Se o MP acha que está “na mão permitida” da “nossa jovem democracia e do fortalecimento das nossas instituições republicanas” deveria respeitar o Congresso Nacional e seus congressistas e não chamá-los de “grupo de deputados e senadores”. O tratamento é depreciativo e já demonstra opinião formada contra o poder legislativo. Ademais, usam insistentemente os termos nossa e nossas como se a democracia e a República fossem deles (não nos iludamos!) e não pertencessem, também, aos congressistas.
Ademais, acusa os congressistas de “quererem acrescentar à Constituição Federal um dispositivo que limitará a atuação do MP no combate à criminalidade”. Esse discurso é próprio de quem joga para a, também, jovem mídia, com seus quadros formados sem ter uma só matéria relacionada ao direito nos conteúdos acadêmicos universitários.
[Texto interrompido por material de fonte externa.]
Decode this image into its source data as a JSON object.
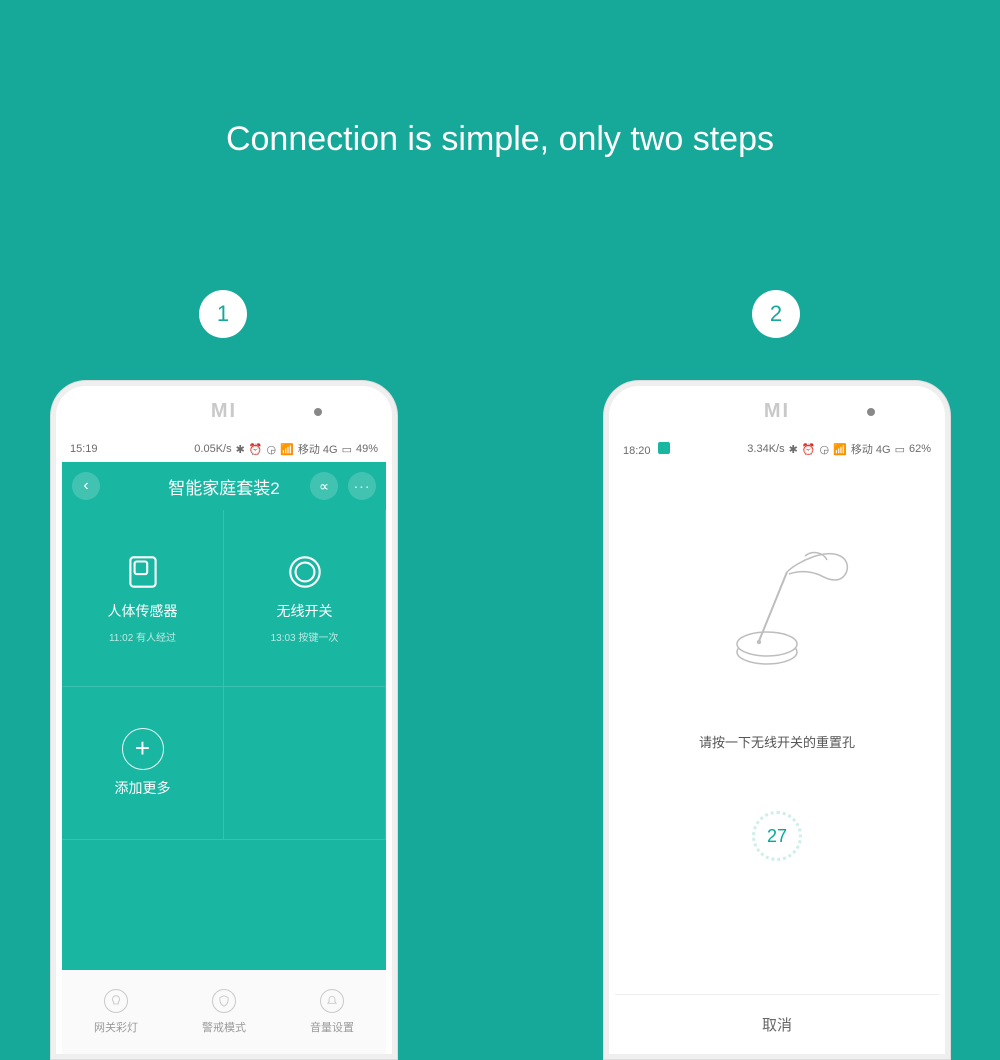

E finaliza, “impedindo promotores e procuradores da República de investigar crimes”.
O MP tem estrutura para investigar crimes? Pode o MP escolher os crimes que quer investigar, se a lei é para todos?
Já existe uma quantidade de processos engavetados no MP porque ele não tem estrutura para “acompanhar todos os inquéritos” ou exercer o controle externo da polícia – suas atribuições constitucionais. Digo que o MP não tem essa estrutura porque estou tentando justificar o descumprimento de sua atribuição de exercer o controle externo da polícia, pois do contrário, teria que admitir que ele não é capaz de melhorar ou aprimorar a polícia.
As gavetas do MP estão cheias de processos. O MP não consegue, sequer, cumprir os prazos legais para intervir em cada um deles. Muitos processos tramitam na justiça em que o judiciário exige explicações do MP em razão dos abusos de autoridade e má-fé cometidos pelo próprio MP, sem que tais procuradores se dêem ao trabalho de comparecer à audiência, desrespeitando a própria justiça.
Primeiro, falta com o respeito ao Congresso Nacional ao endossar a crítica superficial da mídia que não se preocupa em apresentar qualquer alternativa para colocá-lo nos eixos. O que sobra desse discurso na boca do povo é fechar o Congresso Nacional. Segundo, colocam toda a justiça atual sob suspeita. Aí mora o perigo, pois esse discurso prepara o terreno para nos levar ao autoritarismo. Já conhecemos esse roteiro. Esse é, apenas, um caminho novo.
“A Proposta de Emenda Constitucional 37/2011, apelidada de PEC da impunidade, já foi aprovada por uma Comissão Especial da Câmara dos Deputados e agora será submetida ao Plenário daquela Casa antes de seguir para o Senado. A vingar a ideia, criminosos de colarinho branco e políticos corruptos terão muito que comemorar, pois estarão blindados contra a atuação dos profissionais que recentemente fizeram vir à tona inúmeros escândalos em que os pivôs eram altas autoridades da República e que por isso mesmo, estavam praticamente imunes à ação das polícias”.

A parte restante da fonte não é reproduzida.